Jason Loghry, Aug 24
A huge highlight of joining shorebird research in the Yellow Sea, especially in Korea, is having decent chances to see the critically endangered Spoon-billed Sandpiper. Although we might have a project focused on other species, it’s very important for us to always keep detailed records, get images, and make videos of any Spoon-billed Sandpipers observed. In July, while researching Far Eastern Curlew at the Geum, I observed one adult Spoonie, which was very exciting. It was during a high tide roost count and the bird appeared to be an adult in post-breeding plumage. And then in August, I observed several different birds, including one individual that had been banded in Korea (white engraved A5 over orange). It’d be really useful to get information about that particular bird, so I’ve been trying to get in touch with banders at NIBR (See EDIT at end of post).

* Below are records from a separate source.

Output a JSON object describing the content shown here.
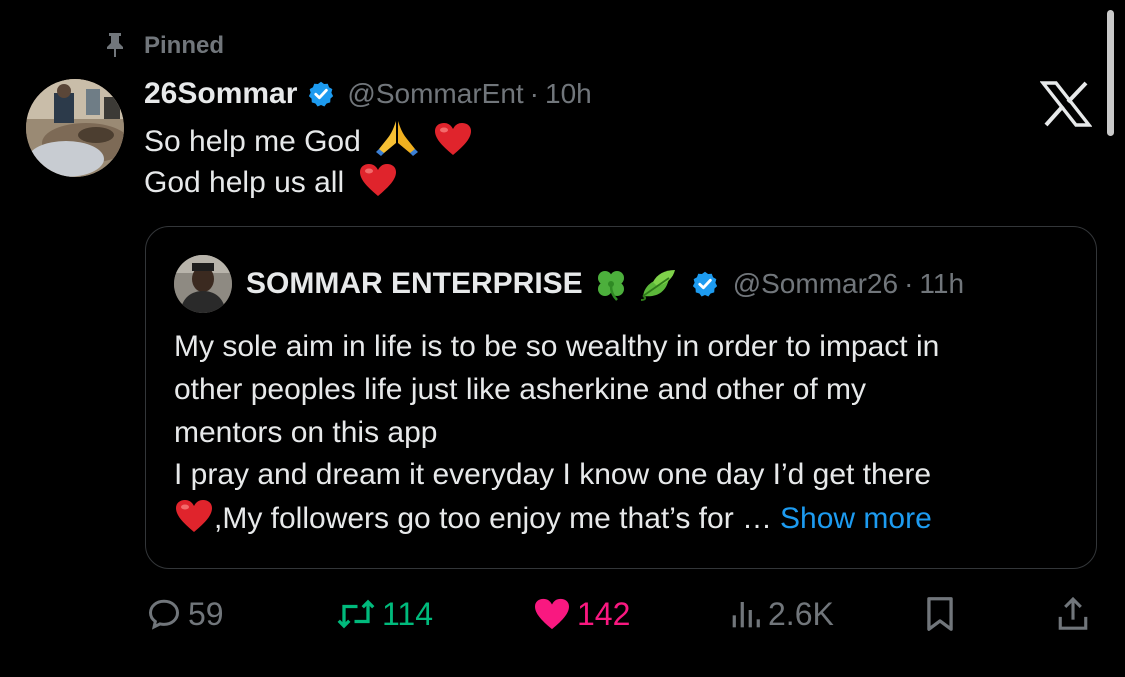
{
  "pinned_label": "Pinned",
  "author": {
    "display_name": "26Sommar",
    "handle": "@SommarEnt",
    "time": "10h"
  },
  "tweet": {
    "line1": "So help me God",
    "line2": "God help us all"
  },
  "quoted": {
    "display_name": "SOMMAR ENTERPRISE",
    "handle": "@Sommar26",
    "time": "11h",
    "lines": [
      "My sole aim in life is to be so wealthy in order to impact in",
      "other peoples life just like asherkine and other of my",
      "mentors on this app",
      "I pray and dream it everyday I know one day I’d get there",
      ",My followers go too enjoy me that’s for …"
    ],
    "show_more": "Show more"
  },
  "actions": {
    "replies": "59",
    "retweets": "114",
    "likes": "142",
    "views": "2.6K"
  },
  "separator": "·",
  "colors": {
    "background": "#000000",
    "text": "#e7e9ea",
    "muted": "#71767b",
    "link": "#1d9bf0",
    "retweet": "#00ba7c",
    "like": "#f91880",
    "border": "#333639"
  },
  "icons": [
    "pin-icon",
    "verified-badge-icon",
    "x-logo-icon",
    "praying-hands-icon",
    "red-heart-icon",
    "four-leaf-clover-icon",
    "leaf-icon",
    "reply-icon",
    "retweet-icon",
    "like-heart-icon",
    "views-icon",
    "bookmark-icon",
    "share-icon"
  ]
}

I’ve uploaded all of these observations to my YouTube channel, so you can watch them there if you’d like.
Here’s a video of the banded Spoonie, trying its best to avoid a young but very persistent and seemingly hungry Peregrine Falcon. Luckily, the falcon wasn’t successful this time around.
It’s often easier to find Spoonies when picking through birds at a high tide roost, but sometimes we’re able to observe on tidal flats, and we’re getting a better understanding of where its most likely to find them away from high tide. Above is a video of a bird observed feeding in some of its better habitat at the site. Hope you enjoy.
Leave a comment and let us know what you think. And happy birding.
We received a message from Spike Millington, Secretariat of the EAAFP, about the Korean flagged Spoon-billed Sandpiper: “SBS A5 was banded at Yubu-do on 1 October 2016, the same day as A9, recently sighted at Rudong.” Thank you!